1. Pulse oximetry is the primary tool for noninvasive oxygen monitoring in newborns. Pulse oximeters provide continuous measurement of hemoglobin oxygen saturation (SpO2) with a high level of accuracy (±3%) when compared to control values measured by co-oximetry, at least down to the range of 70%.
a. General characteristics. Oximeters depend on different absorption characteristics of oxygenated versus reduced hemoglobin for various wavelengths of light. Differences in transmission of two (usually red and near infrared [IR]) or more wavelengths through tissues with pulsatile blood flow are measured. Using the measured values, the proportion of oxygenated and reduced hemoglobin is calculated and displayed as percent saturation. Modern pulse oximeters can efficiently discriminate artifactual values from valid measurements. Sensitivity of detection of hypoxemia by pulse oximeters is dependent on the averaging time of the oximeters; shorter averaging times detect hypoxemia more sensitively compared to longer averaging times.

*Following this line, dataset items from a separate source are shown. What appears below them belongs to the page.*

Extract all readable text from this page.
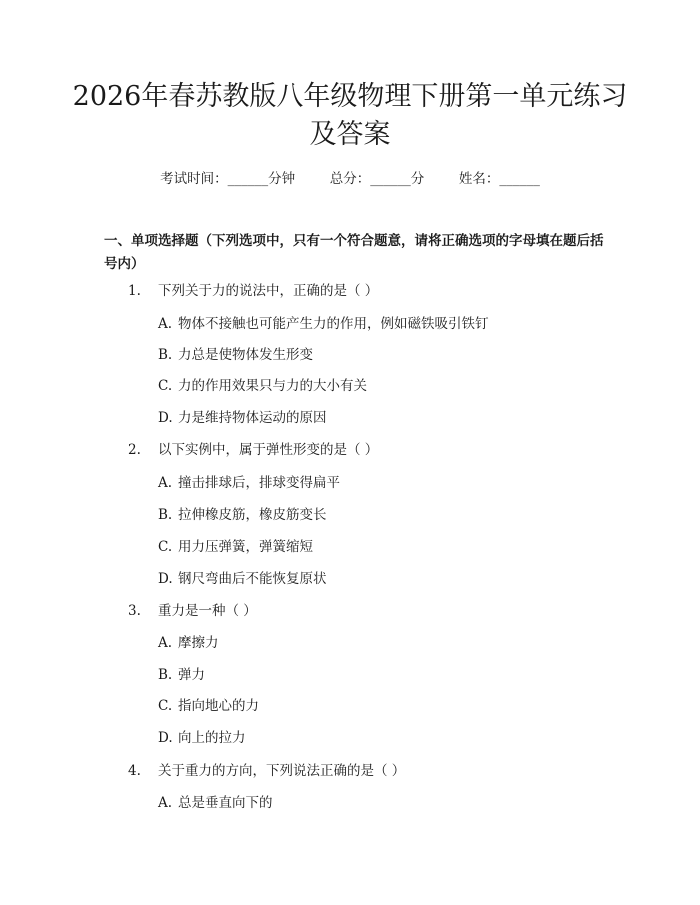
2026年春苏教版八年级物理下册第一单元练习及答案
考试时间：______分钟	总分：______分	姓名：______
一、单项选择题（下列选项中，只有一个符合题意，请将正确选项的字母填在题后括号内）
1. 下列关于力的说法中，正确的是（ ）
A. 物体不接触也可能产生力的作用，例如磁铁吸引铁钉
B. 力总是使物体发生形变
C. 力的作用效果只与力的大小有关
D. 力是维持物体运动的原因
2. 以下实例中，属于弹性形变的是（ ）
A. 撞击排球后，排球变得扁平
B. 拉伸橡皮筋，橡皮筋变长
C. 用力压弹簧，弹簧缩短
D. 钢尺弯曲后不能恢复原状
3. 重力是一种（ ）
A. 摩擦力
B. 弹力
C. 指向地心的力
D. 向上的拉力
4. 关于重力的方向，下列说法正确的是（ ）
A. 总是垂直向下的
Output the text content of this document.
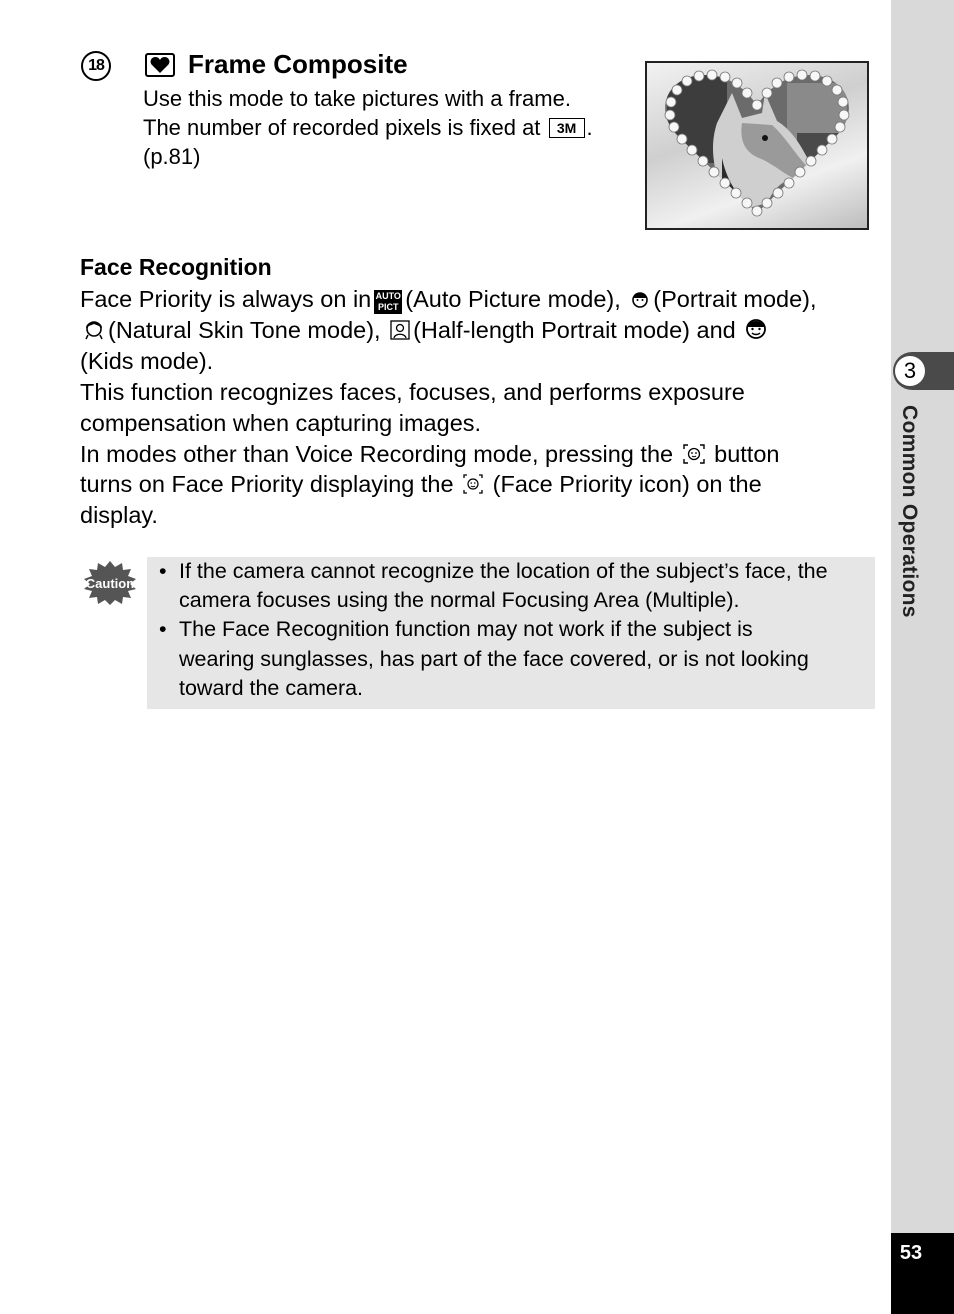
3
Common Operations
53
18	Frame Composite
Use this mode to take pictures with a frame.
The number of recorded pixels is fixed at 3M .
(p.81)
Face Recognition
Face Priority is always on in AUTO
PICT (Auto Picture mode), (Portrait mode),
(Natural Skin Tone mode), (Half-length Portrait mode) and
(Kids mode).
This function recognizes faces, focuses, and performs exposure
compensation when capturing images.
In modes other than Voice Recording mode, pressing the button
turns on Face Priority displaying the (Face Priority icon) on the
display.
Caution
• If the camera cannot recognize the location of the subject’s face, the
camera focuses using the normal Focusing Area (Multiple).
• The Face Recognition function may not work if the subject is
wearing sunglasses, has part of the face covered, or is not looking
toward the camera.
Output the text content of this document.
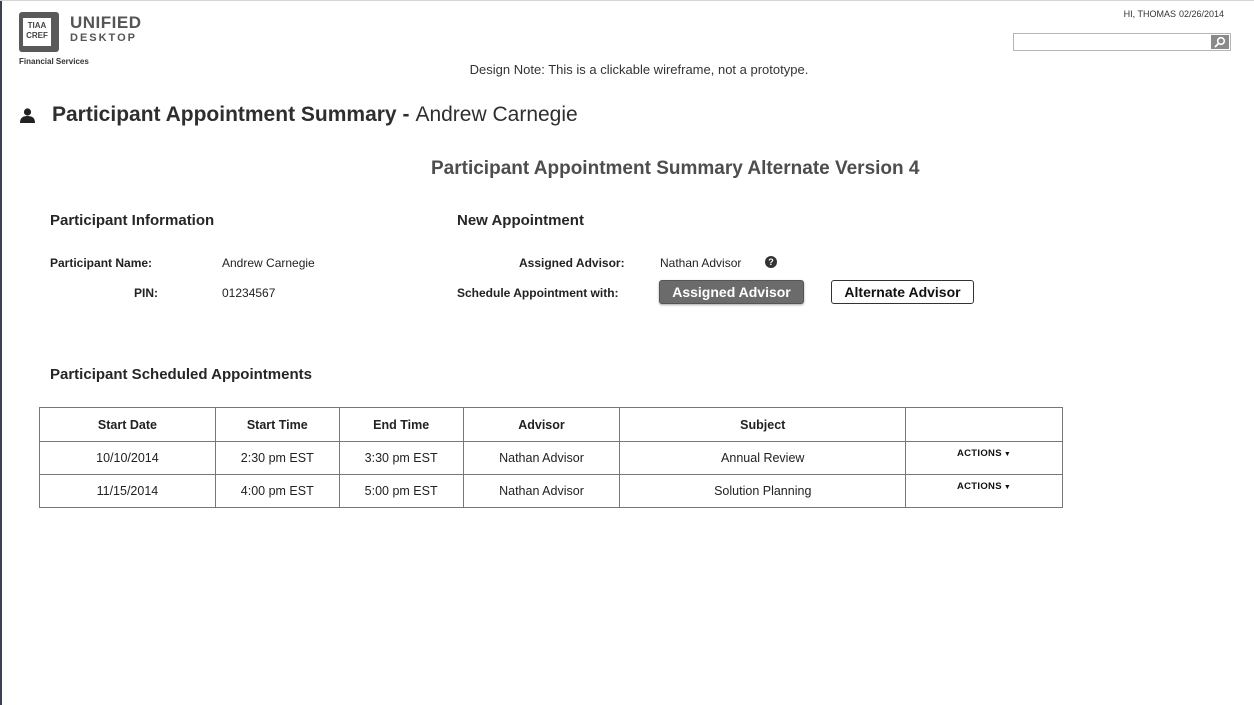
TIAA
CREF
UNIFIED
DESKTOP
Financial Services
HI, THOMAS 02/26/2014
Design Note: This is a clickable wireframe, not a prototype.
Participant Appointment Summary - Andrew Carnegie
Participant Appointment Summary Alternate Version 4
Participant Information
Participant Name:	Andrew Carnegie
PIN:	01234567
New Appointment
Assigned Advisor:	Nathan Advisor	?
Schedule Appointment with:	Assigned Advisor	Alternate Advisor
Participant Scheduled Appointments
Start Date	Start Time	End Time	Advisor	Subject	
10/10/2014	2:30 pm EST	3:30 pm EST	Nathan Advisor	Annual Review	ACTIONS ▼
11/15/2014	4:00 pm EST	5:00 pm EST	Nathan Advisor	Solution Planning	ACTIONS ▼
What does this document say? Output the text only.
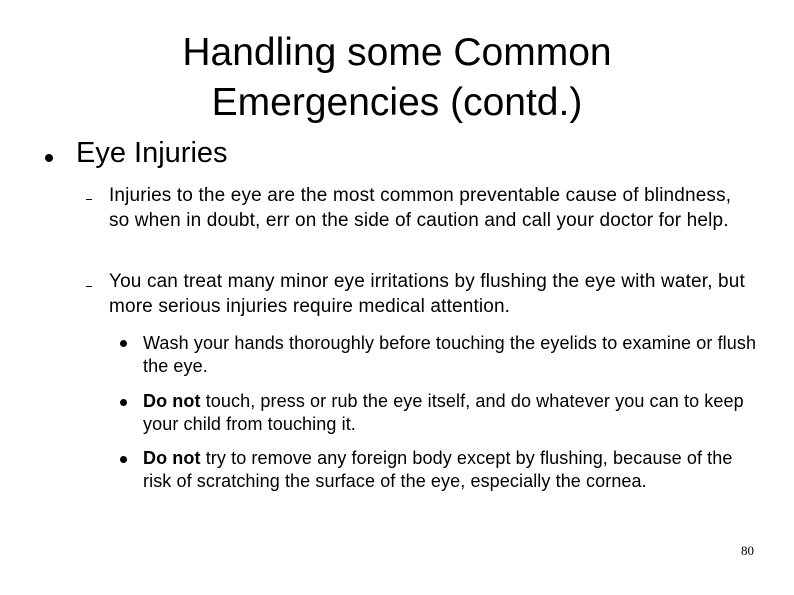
Handling some Common
Emergencies (contd.)
Eye Injuries
Injuries to the eye are the most common preventable cause of blindness, so when in doubt, err on the side of caution and call your doctor for help.
You can treat many minor eye irritations by flushing the eye with water, but more serious injuries require medical attention.
Wash your hands thoroughly before touching the eyelids to examine or flush the eye.
Do not touch, press or rub the eye itself, and do whatever you can to keep your child from touching it.
Do not try to remove any foreign body except by flushing, because of the risk of scratching the surface of the eye, especially the cornea.
80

b. Disadvantages. Pulse oximetry does not measure the PaO2 and thus is insensitive in detecting hyperoxemia. Due to the shape of the oxyhemoglobin dissociation curve, if SpO2 is >95%, PaO2 is unpredictable. Under such conditions, PaO2 may be >100 mm Hg. Patient movement and the low amplitude pulse wave of small preterm infants may introduce artifacts that result in false episodes of desaturation, although software modifications have reduced this problem. Other potential sources of artifact include inappropriate sensor placement, presence of high-intensity light (some phototherapy devices), fetal hemoglobin values >50%, and presence of carboxyhemoglobin or methemoglobin.
c. Targeted saturation values. The optimal range of oxygen saturation, especially for preterm infants, remains unknown. One systematic review and meta-analysis of several well-designed multicenter randomized controlled trials concluded that targeting oxygen saturations to 85% to 89% is associated with an increased risk of mortality and necrotizing enterocolitis but a lower risk of retinopathy of prematurity. However, more recent meta-analyses suggest that too much uncertainty exists to make a clear recommendation. In older studies that targeted oxygen saturation values in preterm infants after the immediate newborn period (supplemental therapeutic oxygen for prethreshold retinopathy of prematurity [STOP-ROP,] benefits of oxygen saturation targeting [BOOST]), SpO2 values >95% in preterm infants receiving supplemental oxygen was associated with increased need for prolonged supplemental oxygen. Determination of an optimal target saturation in preterm infants may be elusive because some babies may be more vulnerable to oxidative injury and others to hypoxia. These vulnerabilities may affect end organs (e.g., the eye, the brain, and the gut) differently and may vary over time with organ maturation.